Nationalization of Estonian Railway completed

  • 2007-01-17
  • By TBT staff
TALLINN - The re-nationalization of the nation's railroad company, Eesti Raudtee (Estonian Railways), was finalized last week, with ownership of a 66 percent stake privatized over five years ago being transferred back to state hands.

The re-nationalization, which was concluded Jan. 9, capped an almost two year-long drama that had pitted the Economy Ministry against private owners/managers of Estonian Railways, which owns and operates the rails and infrastructure.
The state ultimately paid 2.35 billion kroons (150 million euros) to Baltic Rail Services for the stake, compared to the 1 billion kroons the firm paid for the asset in 2001.

The Economy Ministry immediately established a new supervisory council, which in turn appointed a new CEO and executive board. Kaido Simmermann, Estonian Railways' director of infrastructure, was offered the top job, and he accepted.
"My main task will be to prepare development plans for finding investment for the railway and start dividing the rail company," he told the Aripaev daily last week.

The Economic Affairs Ministry also announced that fees for usage of Estonian Railways' infrastructure would not increase this year. The fees had become a point of contention with Baltic Rail Services, which on numerous occasions had unsuccessfully requested they be increased.

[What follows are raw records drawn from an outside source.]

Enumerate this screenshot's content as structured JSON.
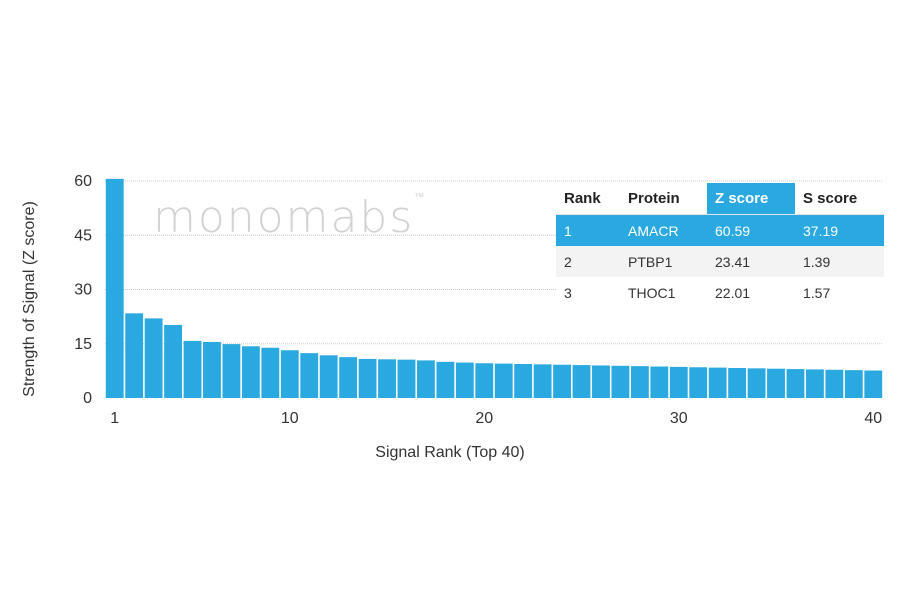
{
  "chart_data": {
    "type": "bar",
    "xlabel": "Signal Rank (Top 40)",
    "ylabel": "Strength of Signal (Z score)",
    "ylim": [
      0,
      60
    ],
    "yticks": [
      0,
      15,
      30,
      45,
      60
    ],
    "xticks": [
      1,
      10,
      20,
      30,
      40
    ],
    "grid": true,
    "categories": [
      1,
      2,
      3,
      4,
      5,
      6,
      7,
      8,
      9,
      10,
      11,
      12,
      13,
      14,
      15,
      16,
      17,
      18,
      19,
      20,
      21,
      22,
      23,
      24,
      25,
      26,
      27,
      28,
      29,
      30,
      31,
      32,
      33,
      34,
      35,
      36,
      37,
      38,
      39,
      40
    ],
    "values": [
      60.59,
      23.41,
      22.01,
      20.2,
      15.8,
      15.5,
      14.9,
      14.3,
      13.9,
      13.2,
      12.4,
      11.8,
      11.3,
      10.8,
      10.7,
      10.6,
      10.4,
      10.0,
      9.8,
      9.6,
      9.5,
      9.4,
      9.3,
      9.2,
      9.1,
      9.0,
      8.9,
      8.8,
      8.7,
      8.6,
      8.5,
      8.4,
      8.3,
      8.2,
      8.1,
      8.0,
      7.9,
      7.8,
      7.7,
      7.6
    ],
    "bar_color": "#2aa8e0"
  },
  "watermark": {
    "text": "monomabs",
    "mark": "™"
  },
  "table": {
    "headers": [
      "Rank",
      "Protein",
      "Z score",
      "S score"
    ],
    "rows": [
      [
        "1",
        "AMACR",
        "60.59",
        "37.19"
      ],
      [
        "2",
        "PTBP1",
        "23.41",
        "1.39"
      ],
      [
        "3",
        "THOC1",
        "22.01",
        "1.57"
      ]
    ],
    "highlight_color": "#2aa8e0"
  }
}
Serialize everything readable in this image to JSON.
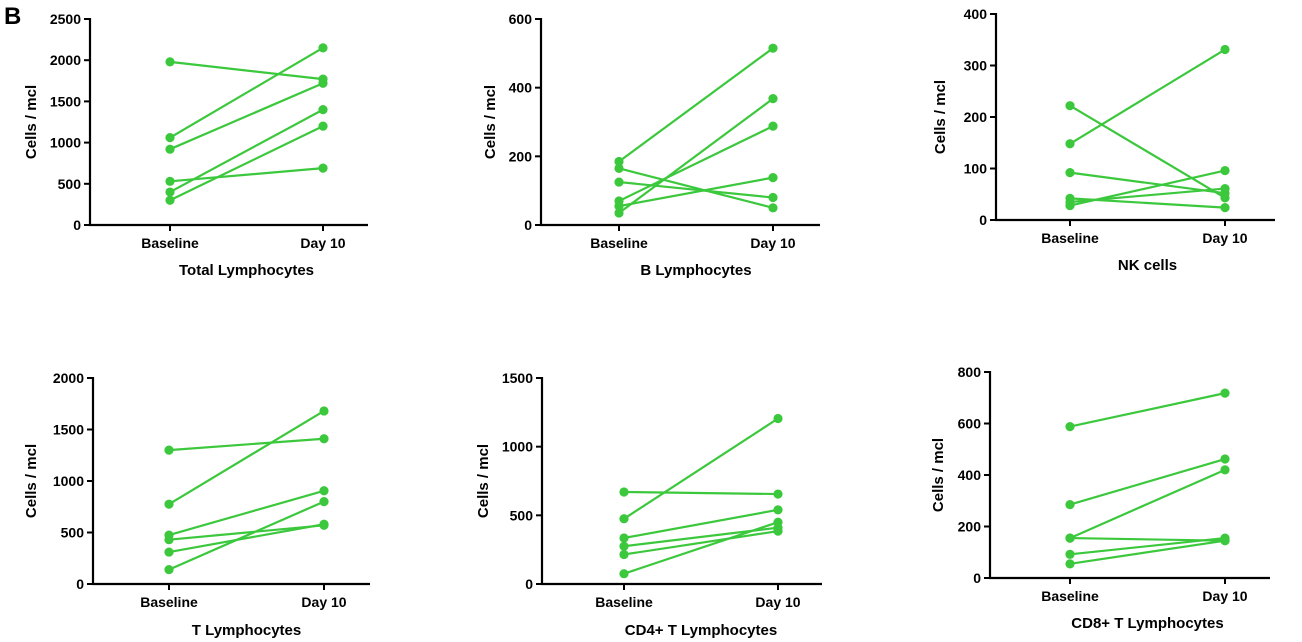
{
  "panel_letter": "B",
  "colors": {
    "series": "#3cc83c",
    "axis": "#000000"
  },
  "chart_data": [
    {
      "type": "line",
      "title": "Total Lymphocytes",
      "ylabel": "Cells / mcl",
      "categories": [
        "Baseline",
        "Day 10"
      ],
      "ylim": [
        0,
        2500
      ],
      "yticks": [
        0,
        500,
        1000,
        1500,
        2000,
        2500
      ],
      "series": [
        {
          "values": [
            1980,
            1770
          ]
        },
        {
          "values": [
            1060,
            2150
          ]
        },
        {
          "values": [
            920,
            1720
          ]
        },
        {
          "values": [
            530,
            690
          ]
        },
        {
          "values": [
            400,
            1400
          ]
        },
        {
          "values": [
            300,
            1200
          ]
        }
      ]
    },
    {
      "type": "line",
      "title": "B Lymphocytes",
      "ylabel": "Cells / mcl",
      "categories": [
        "Baseline",
        "Day 10"
      ],
      "ylim": [
        0,
        600
      ],
      "yticks": [
        0,
        200,
        400,
        600
      ],
      "series": [
        {
          "values": [
            185,
            515
          ]
        },
        {
          "values": [
            165,
            50
          ]
        },
        {
          "values": [
            125,
            80
          ]
        },
        {
          "values": [
            70,
            288
          ]
        },
        {
          "values": [
            55,
            138
          ]
        },
        {
          "values": [
            35,
            368
          ]
        }
      ]
    },
    {
      "type": "line",
      "title": "NK cells",
      "ylabel": "Cells / mcl",
      "categories": [
        "Baseline",
        "Day 10"
      ],
      "ylim": [
        0,
        400
      ],
      "yticks": [
        0,
        100,
        200,
        300,
        400
      ],
      "series": [
        {
          "values": [
            222,
            43
          ]
        },
        {
          "values": [
            148,
            331
          ]
        },
        {
          "values": [
            92,
            52
          ]
        },
        {
          "values": [
            42,
            24
          ]
        },
        {
          "values": [
            35,
            61
          ]
        },
        {
          "values": [
            28,
            96
          ]
        }
      ]
    },
    {
      "type": "line",
      "title": "T Lymphocytes",
      "ylabel": "Cells / mcl",
      "categories": [
        "Baseline",
        "Day 10"
      ],
      "ylim": [
        0,
        2000
      ],
      "yticks": [
        0,
        500,
        1000,
        1500,
        2000
      ],
      "series": [
        {
          "values": [
            1300,
            1410
          ]
        },
        {
          "values": [
            775,
            1680
          ]
        },
        {
          "values": [
            475,
            905
          ]
        },
        {
          "values": [
            430,
            570
          ]
        },
        {
          "values": [
            310,
            580
          ]
        },
        {
          "values": [
            140,
            800
          ]
        }
      ]
    },
    {
      "type": "line",
      "title": "CD4+ T Lymphocytes",
      "ylabel": "Cells / mcl",
      "categories": [
        "Baseline",
        "Day 10"
      ],
      "ylim": [
        0,
        1500
      ],
      "yticks": [
        0,
        500,
        1000,
        1500
      ],
      "series": [
        {
          "values": [
            670,
            655
          ]
        },
        {
          "values": [
            475,
            1205
          ]
        },
        {
          "values": [
            335,
            540
          ]
        },
        {
          "values": [
            275,
            410
          ]
        },
        {
          "values": [
            215,
            385
          ]
        },
        {
          "values": [
            75,
            450
          ]
        }
      ]
    },
    {
      "type": "line",
      "title": "CD8+ T Lymphocytes",
      "ylabel": "Cells / mcl",
      "categories": [
        "Baseline",
        "Day 10"
      ],
      "ylim": [
        0,
        800
      ],
      "yticks": [
        0,
        200,
        400,
        600,
        800
      ],
      "series": [
        {
          "values": [
            588,
            718
          ]
        },
        {
          "values": [
            285,
            462
          ]
        },
        {
          "values": [
            155,
            420
          ]
        },
        {
          "values": [
            155,
            145
          ]
        },
        {
          "values": [
            92,
            155
          ]
        },
        {
          "values": [
            55,
            145
          ]
        }
      ]
    }
  ]
}
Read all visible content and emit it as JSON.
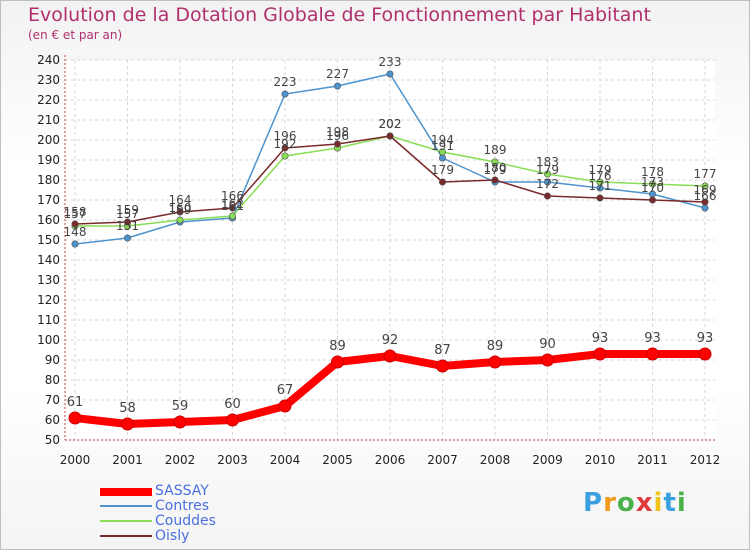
{
  "chart_data": {
    "type": "line",
    "title": "Evolution de la Dotation Globale de Fonctionnement par Habitant",
    "subtitle": "(en € et par an)",
    "xlabel": "",
    "ylabel": "",
    "categories": [
      "2000",
      "2001",
      "2002",
      "2003",
      "2004",
      "2005",
      "2006",
      "2007",
      "2008",
      "2009",
      "2010",
      "2011",
      "2012"
    ],
    "yticks": [
      50,
      60,
      70,
      80,
      90,
      100,
      110,
      120,
      130,
      140,
      150,
      160,
      170,
      180,
      190,
      200,
      210,
      220,
      230,
      240
    ],
    "ylim": [
      50,
      240
    ],
    "grid": true,
    "legend_position": "bottom-left",
    "series": [
      {
        "name": "SASSAY",
        "color": "#ff0000",
        "values": [
          61,
          58,
          59,
          60,
          67,
          89,
          92,
          87,
          89,
          90,
          93,
          93,
          93
        ]
      },
      {
        "name": "Contres",
        "color": "#4d94cf",
        "values": [
          148,
          151,
          159,
          161,
          223,
          227,
          233,
          191,
          179,
          179,
          176,
          173,
          166
        ]
      },
      {
        "name": "Couddes",
        "color": "#88dd55",
        "values": [
          157,
          157,
          160,
          162,
          192,
          196,
          202,
          194,
          189,
          183,
          179,
          178,
          177
        ]
      },
      {
        "name": "Oisly",
        "color": "#7a2a2a",
        "values": [
          158,
          159,
          164,
          166,
          196,
          198,
          202,
          179,
          180,
          172,
          171,
          170,
          169
        ]
      }
    ]
  },
  "brand": {
    "text": "Proxiti"
  }
}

Marika Priske, state secretary of the ministry, said that fees could not be increased since rail capacity had already been divided among operators and agreements for the current financial year concluded.
In one of its first decisions, the supervisory board approved the investment budget for 2007, according to which the company will plow 868 million kroons into development. Last year, the company invested some 500 million kroons, the Economy Ministry said.
In 2006 Estonia's rail system handled some 44.2 million tons of freight, which was only a 0.3 percent improvement on 2005. Still, the company said the result was a record, and that gains in coal and grain shipments helped offset losses in oil and oil products.

This year Estonian Railways intends to boost overall freight handling to 48.2 million tons.
Meanwhile, outgoing CEO Edmund Burkhardt told journalists last week in Tallinn that Estonian Railway's difficulties would not go away now that the company was in state hands.

Burkhardt said that low tariffs for infrastructure usage were the cause of Estonian Railways' problems. This leads to a negative cash flow and deprives the company of investment needs.
He also said the artificially low value of the company's assets 's which his company, BRS, had raised without the Economy Ministry's approval 's was nothing but self-deception, since depreciation of assets fails to cover the costs of maintaining those assets.

Surprisingly, Burkhardt, a U.S. citizen and lifetime rail businessman, isn't pulling out of the Baltics yet. He said that he was considering taking part in the Rail Baltica project, a multi-billion dollar rail line connecting Tallinn with Berlin.
In his words, Rail World, a firm that had co-owned Baltic Rail Services, is studying Rail Baltica and searching for potential partners. He said the EU-funded rail line was most attractive for freight cargo, but that passenger travel could also be developed.
Burkhardt said the project would take two to three years to materialize, and a preliminary study is scheduled for release by the end of January.

According to initial plans, the Rail Baltica line would run from Tallinn to Tartu, and from Tartu to Valga on the Estonian-Latvian border.